I Now Attend a Megachurch
Our house churches observed their lack of evangelism and growing insularity. Even though we were, as a group, loving the fellowship and saw important discipleship happening, it was a partial miss. We also had families with teenagers which can present a special challenge to a “program light” house church network. Our network slowly disbanded. Over time, we amicably pulled the plug and people sought out new church options.

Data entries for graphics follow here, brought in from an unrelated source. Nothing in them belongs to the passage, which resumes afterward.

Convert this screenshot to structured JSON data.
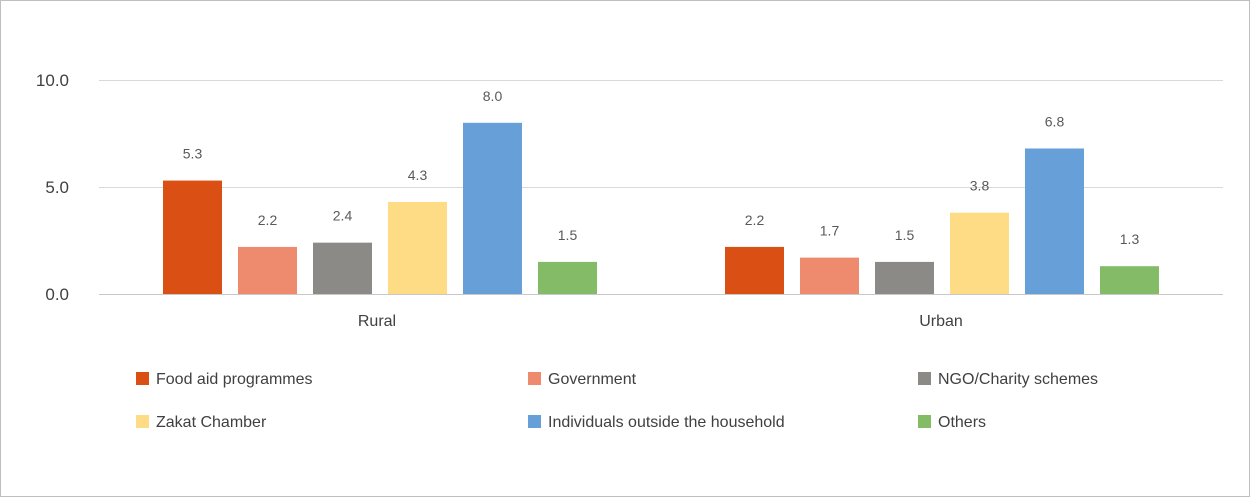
{
  "chart_data": {
    "type": "bar",
    "title": "",
    "xlabel": "",
    "ylabel": "",
    "categories": [
      "Rural",
      "Urban"
    ],
    "ylim": [
      0,
      10
    ],
    "yticks": [
      "0.0",
      "5.0",
      "10.0"
    ],
    "grid": true,
    "legend_position": "bottom",
    "series": [
      {
        "name": "Food aid programmes",
        "values": [
          5.3,
          2.2
        ],
        "labels": [
          "5.3",
          "2.2"
        ],
        "color": "#d94f14"
      },
      {
        "name": "Government",
        "values": [
          2.2,
          1.7
        ],
        "labels": [
          "2.2",
          "1.7"
        ],
        "color": "#ee8b6f"
      },
      {
        "name": "NGO/Charity schemes",
        "values": [
          2.4,
          1.5
        ],
        "labels": [
          "2.4",
          "1.5"
        ],
        "color": "#8c8a87"
      },
      {
        "name": "Zakat Chamber",
        "values": [
          4.3,
          3.8
        ],
        "labels": [
          "4.3",
          "3.8"
        ],
        "color": "#fedc86"
      },
      {
        "name": "Individuals outside the household",
        "values": [
          8.0,
          6.8
        ],
        "labels": [
          "8.0",
          "6.8"
        ],
        "color": "#679fd8"
      },
      {
        "name": "Others",
        "values": [
          1.5,
          1.3
        ],
        "labels": [
          "1.5",
          "1.3"
        ],
        "color": "#84bb66"
      }
    ]
  }
}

In our case, one of our adult children was attending a megachurch across town. He was struggling with some personal issues. We felt God moving us toward that church because he was there. We needed to be in his life. Since then, we have stuck it out. The worship is powerful, the teaching is good, we lead a small group in our community, and we do our best to participate. Do I like it more than house church? No, I do not. But God has us here for now and this is where we need to be, serving and participating as God leads.
I hope these thoughts might inform yours as you consider church structures. None of this is real research and take it all with a grain of salt. Other people who were in our house church network probably have different views on what I have written about.

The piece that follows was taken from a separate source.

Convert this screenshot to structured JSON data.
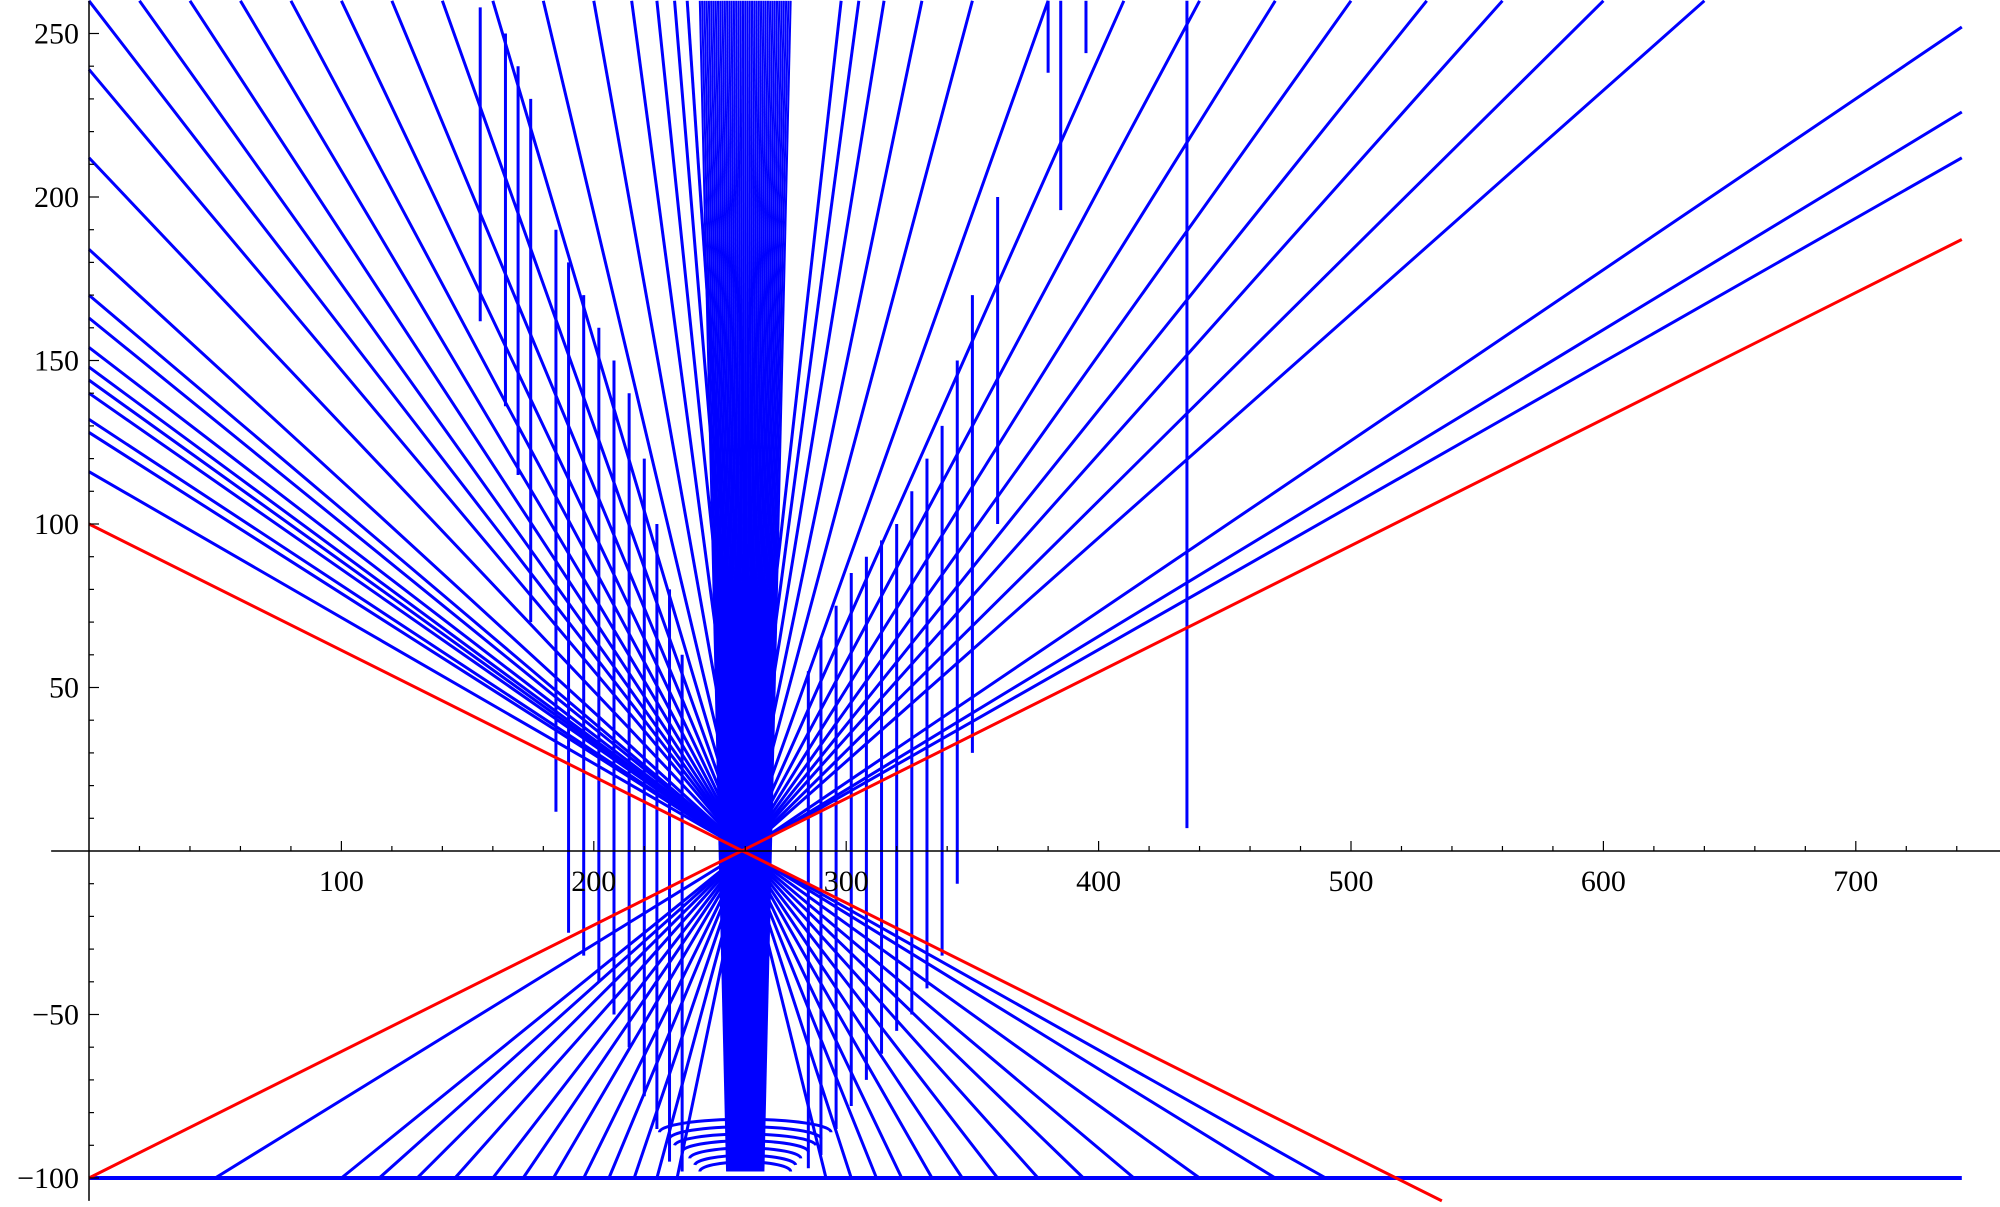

What do you think about house church? I would love to hear your thoughts.
Find me on X (twitter) @tedstur
Excellent reflections, Ted. I find myself agreeing with your observations. Our house church experience has also been the highlight of our church journey. I would add that a handful of people "doubled up" by attending both a traditional church and our house church. They appreciated the deeper level of interaction and relationship that the house church afforded. I do think that the teaching in a house church could be as good as in a traditional church if that was the goal, which in our case I'd say it wasn't. The social needs of the young people definitely became a big factor as the years went by. I suspect, too, that many simply don't prefer the deeper level of relationship and accountability that a house church implies. Anonymity facilitates the kind of "freedom" that our culture values.

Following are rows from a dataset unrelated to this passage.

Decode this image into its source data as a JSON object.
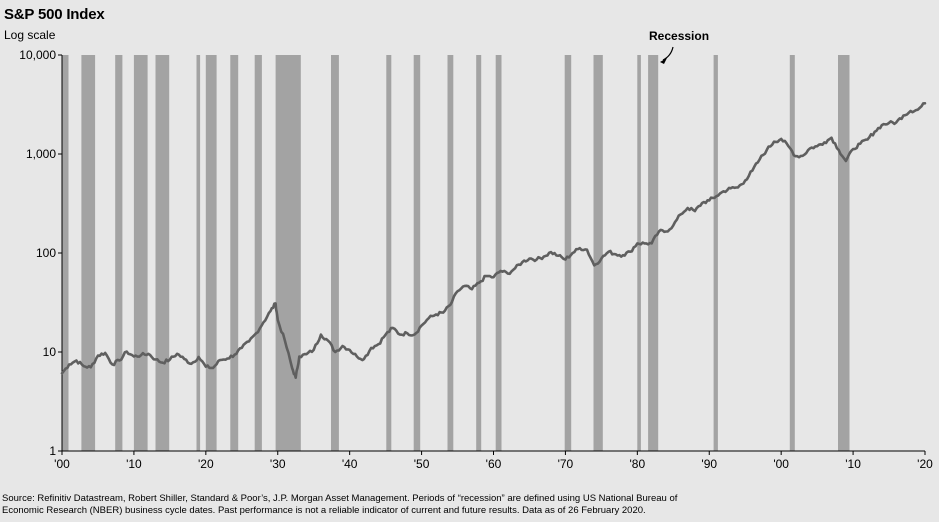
{
  "chart_data": {
    "type": "line",
    "title": "S&P 500 Index",
    "subtitle": "Log scale",
    "annotation": "Recession",
    "yscale": "log",
    "ylim": [
      1,
      10000
    ],
    "xlim": [
      1900,
      2020
    ],
    "yticks": [
      {
        "value": 10000,
        "label": "10,000"
      },
      {
        "value": 1000,
        "label": "1,000"
      },
      {
        "value": 100,
        "label": "100"
      },
      {
        "value": 10,
        "label": "10"
      },
      {
        "value": 1,
        "label": "1"
      }
    ],
    "xticks": [
      {
        "value": 1900,
        "label": "'00"
      },
      {
        "value": 1910,
        "label": "'10"
      },
      {
        "value": 1920,
        "label": "'20"
      },
      {
        "value": 1930,
        "label": "'30"
      },
      {
        "value": 1940,
        "label": "'40"
      },
      {
        "value": 1950,
        "label": "'50"
      },
      {
        "value": 1960,
        "label": "'60"
      },
      {
        "value": 1970,
        "label": "'70"
      },
      {
        "value": 1980,
        "label": "'80"
      },
      {
        "value": 1990,
        "label": "'90"
      },
      {
        "value": 2000,
        "label": "'00"
      },
      {
        "value": 2010,
        "label": "'10"
      },
      {
        "value": 2020,
        "label": "'20"
      }
    ],
    "recessions": [
      [
        1899.5,
        1900.9
      ],
      [
        1902.7,
        1904.6
      ],
      [
        1907.4,
        1908.4
      ],
      [
        1910.0,
        1911.9
      ],
      [
        1913.0,
        1914.9
      ],
      [
        1918.7,
        1919.2
      ],
      [
        1920.0,
        1921.5
      ],
      [
        1923.4,
        1924.5
      ],
      [
        1926.8,
        1927.8
      ],
      [
        1929.7,
        1933.2
      ],
      [
        1937.4,
        1938.5
      ],
      [
        1945.1,
        1945.8
      ],
      [
        1948.9,
        1949.8
      ],
      [
        1953.6,
        1954.4
      ],
      [
        1957.6,
        1958.3
      ],
      [
        1960.3,
        1961.1
      ],
      [
        1969.9,
        1970.8
      ],
      [
        1973.9,
        1975.2
      ],
      [
        1980.0,
        1980.5
      ],
      [
        1981.5,
        1982.9
      ],
      [
        1990.6,
        1991.2
      ],
      [
        2001.2,
        2001.9
      ],
      [
        2007.9,
        2009.5
      ]
    ],
    "series": [
      {
        "name": "S&P 500 Index",
        "x": [
          1900,
          1901,
          1902,
          1903,
          1904,
          1905,
          1906,
          1907,
          1908,
          1909,
          1910,
          1911,
          1912,
          1913,
          1914,
          1915,
          1916,
          1917,
          1918,
          1919,
          1920,
          1921,
          1922,
          1923,
          1924,
          1925,
          1926,
          1927,
          1928,
          1929,
          1929.7,
          1930,
          1931,
          1932,
          1932.5,
          1933,
          1934,
          1935,
          1936,
          1937,
          1938,
          1939,
          1940,
          1941,
          1942,
          1943,
          1944,
          1945,
          1946,
          1947,
          1948,
          1949,
          1950,
          1951,
          1952,
          1953,
          1954,
          1955,
          1956,
          1957,
          1958,
          1959,
          1960,
          1961,
          1962,
          1963,
          1964,
          1965,
          1966,
          1967,
          1968,
          1969,
          1970,
          1971,
          1972,
          1973,
          1974,
          1975,
          1976,
          1977,
          1978,
          1979,
          1980,
          1981,
          1982,
          1983,
          1984,
          1985,
          1986,
          1987,
          1988,
          1989,
          1990,
          1991,
          1992,
          1993,
          1994,
          1995,
          1996,
          1997,
          1998,
          1999,
          2000,
          2001,
          2002,
          2003,
          2004,
          2005,
          2006,
          2007,
          2008,
          2009,
          2010,
          2011,
          2012,
          2013,
          2014,
          2015,
          2016,
          2017,
          2018,
          2019,
          2020
        ],
        "values": [
          6.1,
          7.5,
          8.2,
          7.2,
          7.0,
          9.2,
          9.8,
          7.5,
          8.2,
          10.1,
          9.0,
          9.3,
          9.6,
          8.4,
          7.8,
          8.4,
          9.6,
          8.5,
          7.6,
          8.9,
          7.1,
          6.9,
          8.3,
          8.6,
          9.4,
          11.0,
          12.8,
          15.5,
          19.9,
          26.0,
          31.0,
          21.0,
          13.0,
          6.9,
          5.5,
          9.0,
          9.5,
          10.5,
          15.0,
          13.0,
          10.0,
          11.5,
          10.5,
          9.0,
          8.5,
          11.0,
          12.0,
          15.0,
          17.5,
          15.0,
          15.5,
          15.0,
          18.5,
          22.0,
          24.0,
          25.0,
          30.0,
          41.0,
          46.5,
          43.0,
          50.0,
          58.5,
          57.0,
          66.0,
          62.0,
          70.0,
          81.0,
          88.0,
          86.0,
          92.0,
          102.0,
          94.0,
          86.0,
          100.0,
          112.0,
          108.0,
          75.0,
          88.0,
          103.0,
          97.0,
          95.0,
          103.0,
          125.0,
          125.0,
          125.0,
          165.0,
          165.0,
          190.0,
          245.0,
          285.0,
          265.0,
          320.0,
          340.0,
          375.0,
          420.0,
          450.0,
          460.0,
          540.0,
          680.0,
          880.0,
          1100.0,
          1330.0,
          1420.0,
          1200.0,
          950.0,
          960.0,
          1140.0,
          1200.0,
          1310.0,
          1460.0,
          1100.0,
          850.0,
          1120.0,
          1270.0,
          1400.0,
          1680.0,
          1960.0,
          2060.0,
          2080.0,
          2450.0,
          2720.0,
          2800.0,
          3250.0
        ]
      }
    ]
  },
  "footer": {
    "source_line1": "Source: Refinitiv Datastream, Robert Shiller, Standard & Poor’s, J.P. Morgan Asset Management. Periods of “recession” are defined using US National Bureau of",
    "source_line2": "Economic Research (NBER) business cycle dates. Past performance is not a reliable indicator of current and future results. Data as of 26 February 2020."
  }
}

All the church growth movement needed was two proof-of-concept churches (Saddleback and Willow Creek) and then the model was set: everyone wanted to be like them. But this was a syncretism (not contextualization!) with consumeristic and hyper-individualistic US culture. So we continue to see the Walmartization of American Christianity: there are fewer churches with more and more people in them, and people in bigger churches give less and serve less and grow less. This is contributing to the decline of Evangelicalism. How many more studies do we need?
Recently, both Tim Keller and Russell Moore have proposed helpful solutions about moving on from patriarchy and right-wing politics. That is indeed helpful. But the idol of religious consumerism is still present and only adequately dealt with by an ecclesiology that is NOT predicated on non-discipleship. Alan Hirsch has pointed this out. Everyone wants to get to movement but no one is willing to pay the price. We need to challenge the pastor-centric and sermon-centric church models that make discipleship optional. CPMs in the Global South provide a great conversation partner, but our social structure is different and so translation is needed. I think New Thing and Tampa Underground and Kansas City Underground are working towards a new proof of concept that will put the biblical focus back on disciple-making/discipleship and a refounding/restructuring of the Church upon the Lordship of Jesus. It doesn't need to be house church but it can be microchurch.